This year's survey highlights some useful lessons to learn from an unprecedented year. Many trusts expressed support for the way regulation and oversight and bureaucracy was pared back during the pandemic, particularly the first wave to allow trusts to focus their efforts on responding to COVID-19. Yet over time, trusts' sense of whether the regulators related to the pressure they faced at the frontline lessened with slightly less than half of respondents (47%, 21 respondents) agreeing that the regulatory approach taken during the pandemic supported their trust to manage quality and risk.
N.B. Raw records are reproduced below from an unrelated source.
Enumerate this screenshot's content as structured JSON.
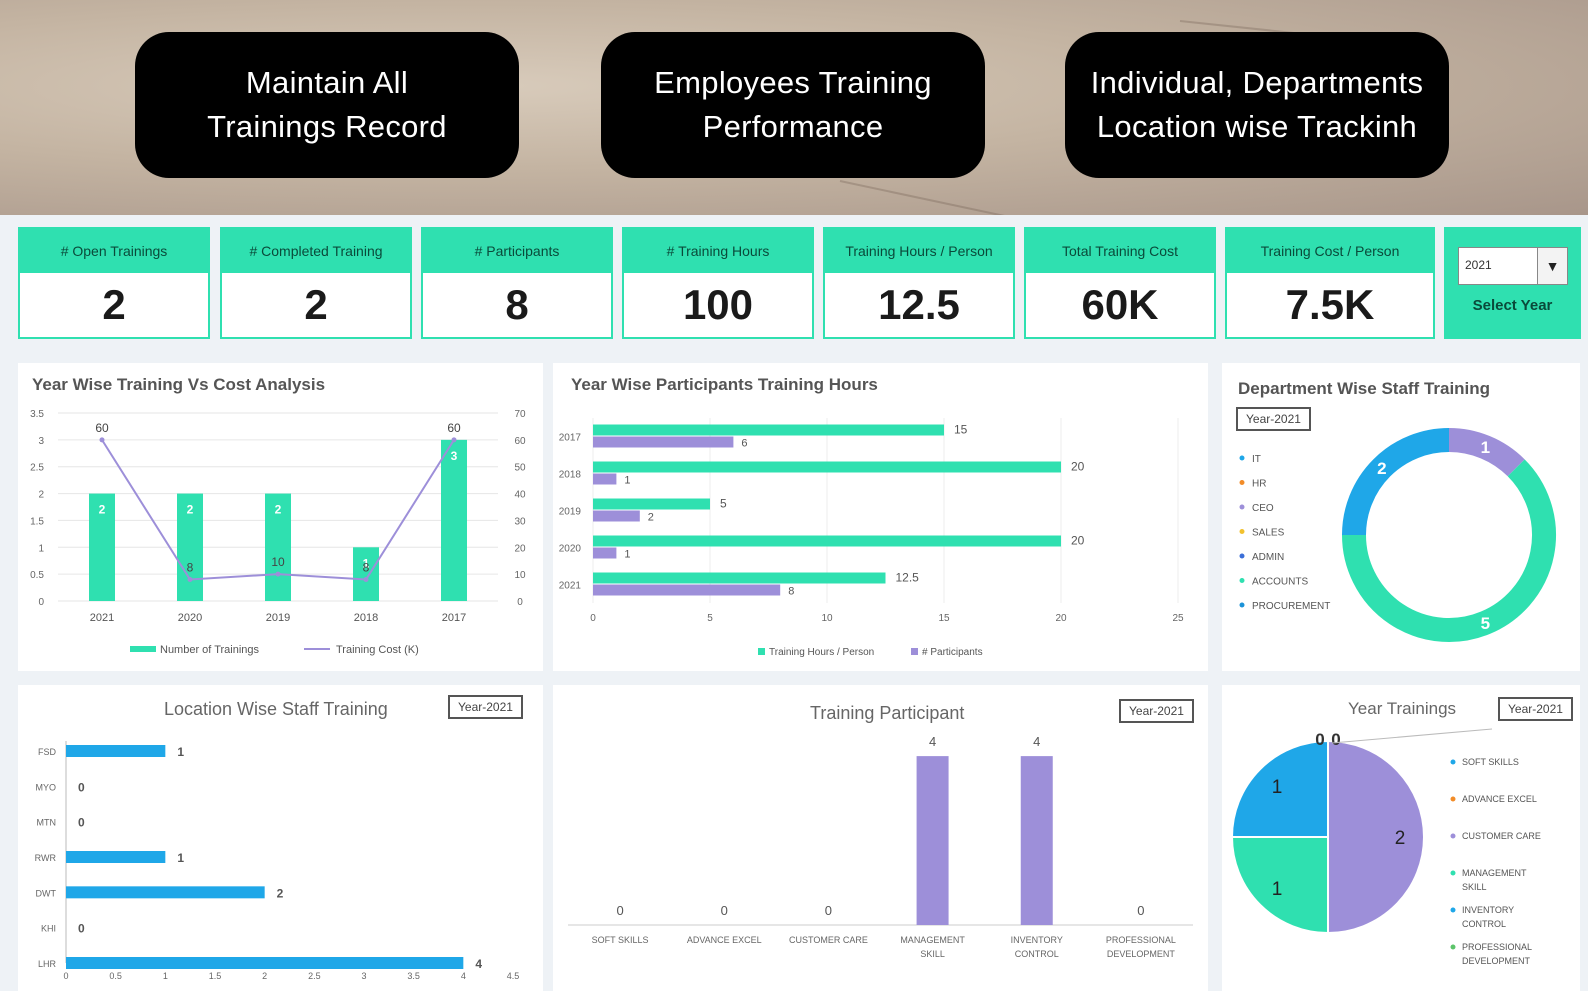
{
  "banner": {
    "pills": [
      {
        "line1": "Maintain All",
        "line2": "Trainings Record"
      },
      {
        "line1": "Employees Training",
        "line2": "Performance"
      },
      {
        "line1": "Individual, Departments",
        "line2": "Location wise Trackinh"
      }
    ]
  },
  "kpis": [
    {
      "title": "# Open Trainings",
      "value": "2"
    },
    {
      "title": "# Completed Training",
      "value": "2"
    },
    {
      "title": "# Participants",
      "value": "8"
    },
    {
      "title": "# Training Hours",
      "value": "100"
    },
    {
      "title": "Training Hours / Person",
      "value": "12.5"
    },
    {
      "title": "Total Training Cost",
      "value": "60K"
    },
    {
      "title": "Training Cost / Person",
      "value": "7.5K"
    }
  ],
  "year_selector": {
    "value": "2021",
    "label": "Select Year"
  },
  "panels": {
    "cost_analysis": {
      "title": "Year Wise Training Vs Cost Analysis"
    },
    "participants_hours": {
      "title": "Year Wise Participants Training Hours"
    },
    "department": {
      "title": "Department Wise Staff Training",
      "badge": "Year-2021"
    },
    "location": {
      "title": "Location Wise Staff Training",
      "badge": "Year-2021"
    },
    "training_participant": {
      "title": "Training Participant",
      "badge": "Year-2021"
    },
    "year_trainings": {
      "title": "Year Trainings",
      "badge": "Year-2021"
    }
  },
  "colors": {
    "teal": "#2fe0b0",
    "purple": "#9d8fd9",
    "blue": "#1fa7e8",
    "orange": "#f28c28",
    "yellow": "#f2c12e",
    "green": "#5cc46a"
  },
  "chart_data": [
    {
      "type": "bar",
      "title": "Year Wise Training Vs Cost Analysis",
      "categories": [
        "2021",
        "2020",
        "2019",
        "2018",
        "2017"
      ],
      "series": [
        {
          "name": "Number of Trainings",
          "type": "bar",
          "axis": "left",
          "values": [
            2,
            2,
            2,
            1,
            3
          ]
        },
        {
          "name": "Training Cost (K)",
          "type": "line",
          "axis": "right",
          "values": [
            60,
            8,
            10,
            8,
            60
          ]
        }
      ],
      "ylim_left": [
        0,
        3.5
      ],
      "yticks_left": [
        "0",
        "0.5",
        "1",
        "1.5",
        "2",
        "2.5",
        "3",
        "3.5"
      ],
      "ylim_right": [
        0,
        70
      ],
      "yticks_right": [
        "0",
        "10",
        "20",
        "30",
        "40",
        "50",
        "60",
        "70"
      ],
      "legend": "bottom"
    },
    {
      "type": "bar",
      "orientation": "horizontal",
      "title": "Year Wise Participants Training Hours",
      "categories": [
        "2017",
        "2018",
        "2019",
        "2020",
        "2021"
      ],
      "series": [
        {
          "name": "Training Hours / Person",
          "values": [
            15,
            20,
            5,
            20,
            12.5
          ]
        },
        {
          "name": "# Participants",
          "values": [
            6,
            1,
            2,
            1,
            8
          ]
        }
      ],
      "xlim": [
        0,
        25
      ],
      "xticks": [
        "0",
        "5",
        "10",
        "15",
        "20",
        "25"
      ],
      "value_labels": [
        [
          "15",
          "20",
          "5",
          "20",
          "12.5"
        ],
        [
          "6",
          "1",
          "2",
          "1",
          "8"
        ]
      ],
      "legend": "bottom"
    },
    {
      "type": "pie",
      "donut": true,
      "title": "Department Wise Staff Training",
      "labels": [
        "IT",
        "HR",
        "CEO",
        "SALES",
        "ADMIN",
        "ACCOUNTS",
        "PROCUREMENT"
      ],
      "values": [
        0,
        0,
        1,
        0,
        0,
        5,
        2
      ],
      "value_labels": [
        "",
        "",
        "1",
        "",
        "",
        "5",
        "2"
      ],
      "legend": "left"
    },
    {
      "type": "bar",
      "orientation": "horizontal",
      "title": "Location Wise Staff Training",
      "categories": [
        "FSD",
        "MYO",
        "MTN",
        "RWR",
        "DWT",
        "KHI",
        "LHR"
      ],
      "values": [
        1,
        0,
        0,
        1,
        2,
        0,
        4
      ],
      "value_labels": [
        "1",
        "0",
        "0",
        "1",
        "2",
        "0",
        "4"
      ],
      "xlim": [
        0,
        4.5
      ],
      "xticks": [
        "0",
        "0.5",
        "1",
        "1.5",
        "2",
        "2.5",
        "3",
        "3.5",
        "4",
        "4.5"
      ]
    },
    {
      "type": "bar",
      "title": "Training Participant",
      "categories": [
        "SOFT SKILLS",
        "ADVANCE EXCEL",
        "CUSTOMER CARE",
        "MANAGEMENT SKILL",
        "INVENTORY CONTROL",
        "PROFESSIONAL DEVELOPMENT"
      ],
      "values": [
        0,
        0,
        0,
        4,
        4,
        0
      ],
      "value_labels": [
        "0",
        "0",
        "0",
        "4",
        "4",
        "0"
      ],
      "ylim": [
        0,
        4.5
      ]
    },
    {
      "type": "pie",
      "title": "Year Trainings",
      "labels": [
        "SOFT SKILLS",
        "ADVANCE EXCEL",
        "CUSTOMER CARE",
        "MANAGEMENT SKILL",
        "INVENTORY CONTROL",
        "PROFESSIONAL DEVELOPMENT"
      ],
      "values": [
        0,
        0,
        2,
        1,
        1,
        0
      ],
      "value_labels": [
        "0",
        "0",
        "2",
        "1",
        "1",
        ""
      ],
      "legend": "right"
    }
  ]
}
The fact that key elements of regulatory activity designed to provide assurance of the safety and quality of services were unsuited to the context of the operational response to the pandemic raises interesting questions for the future of regulation, which we look forward to working with CQC and NHS England and NHS Improvement and our members to resolve. The emergence of new regulatory models from both CQC and NHS England and NHS Improvement is an opportunity to re-evaluate how regulators interact with the services they seek to assure, and trusts are keen to see a move to a regulatory model which is responsive and proportionate with greater real-time awareness of emerging risks and local plans to manage risk.

While there are clear examples of where COVID-19 has been the catalyst for positive change in the NHS, there is a need to consider how these changes can be safely and appropriately adapted for longer term reform. We would support a leaner, more streamlined approach to the processes described above with learnings from COVID-19 taken forward, however would emphasise the need to robustly evaluate the impact of such changes and ensure longer term transformation is properly resourced and given time to bed in.

The COVID-19 pandemic – and the new White Paper – offer an opportunity to consolidate a new and constructive dialogue between providers and the bodies that regulate them in the interest of improving services and ensuring people receive safe care.